How to get feature importances with column names after randomizedsearch and one hot encoded data?


I wrote following code block. After i found the best estimator, i want to learn feature importance of the model. But i couldn't figure it out how to do it correctly with column names.

scaler = StandardScaler()
ohe = OneHotEncoder(categories=unique_list, sparse=False)

col_transformers = ColumnTransformer([
                          ("scaler_onestep", scaler, numerical_columns),
                          ("ohe_onestep", ohe, categorical_columns)])


param_grid = {
        'XGB__estimator__max_depth': [3, 5, 7, 10],
        'XGB__estimator__learning_rate': [0.01, 0.1],
        'XGB__estimator__n_estimators': [100]}

model = MultiOutputClassifier(xgb.XGBClassifier(objective="binary:logistic"))

#Define a pipeline
pipeline = Pipeline([("preprocessing", col_transformers), ("XGB", model)])
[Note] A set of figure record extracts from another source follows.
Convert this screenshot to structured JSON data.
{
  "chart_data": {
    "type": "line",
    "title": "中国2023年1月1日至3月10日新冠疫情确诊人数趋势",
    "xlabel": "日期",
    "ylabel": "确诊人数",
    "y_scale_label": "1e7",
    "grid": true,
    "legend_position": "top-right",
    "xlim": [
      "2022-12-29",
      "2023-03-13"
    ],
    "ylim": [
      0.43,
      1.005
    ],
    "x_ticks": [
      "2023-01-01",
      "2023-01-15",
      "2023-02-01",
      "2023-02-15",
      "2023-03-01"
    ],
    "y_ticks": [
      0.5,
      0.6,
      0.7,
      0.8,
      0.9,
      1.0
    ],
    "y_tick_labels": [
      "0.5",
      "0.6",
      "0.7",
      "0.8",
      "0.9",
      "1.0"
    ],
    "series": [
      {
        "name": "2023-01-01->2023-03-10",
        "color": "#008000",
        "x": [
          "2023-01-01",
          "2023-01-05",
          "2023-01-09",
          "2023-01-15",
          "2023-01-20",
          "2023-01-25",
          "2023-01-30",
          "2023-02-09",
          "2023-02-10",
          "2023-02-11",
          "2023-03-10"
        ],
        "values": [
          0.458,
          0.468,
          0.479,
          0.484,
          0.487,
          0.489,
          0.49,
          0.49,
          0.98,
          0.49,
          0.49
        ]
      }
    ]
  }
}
rs_clf = RandomizedSearchCV(pipeline, param_grid, n_iter=3,
                            n_jobs=-1, verbose=2, cv=2, scoring="accuracy", refit=True, random_state=42)

rs_clf.fit(X, y)

This gives me the result of feature importances for first label.

rs_clf.best_estimator_.named_steps["XGB"].estimators_[0].feature_importances_

This gives me the catagories.

rs_clf.best_estimator_.named_steps["preprocessing"].transformers[1][1].categories

result has 389 columns, X has 279 columns, so i can not write it directly, how can i do that for one hot encoded data? How can i find this 389 columns names?


Solution

  • The get_feature_names method is going to be of great help here. At the moment, StandardScaler doesn't support it; since xgboost is completely unaffected by feature scaling, I would suggest dropping it and replacing the numerical portion of the ColumnTransformer with "passthrough". Then rs_clf.best_estimator_.named_steps["preprocessing"].get_feature_names() should give the features in the order they arrive to XGB.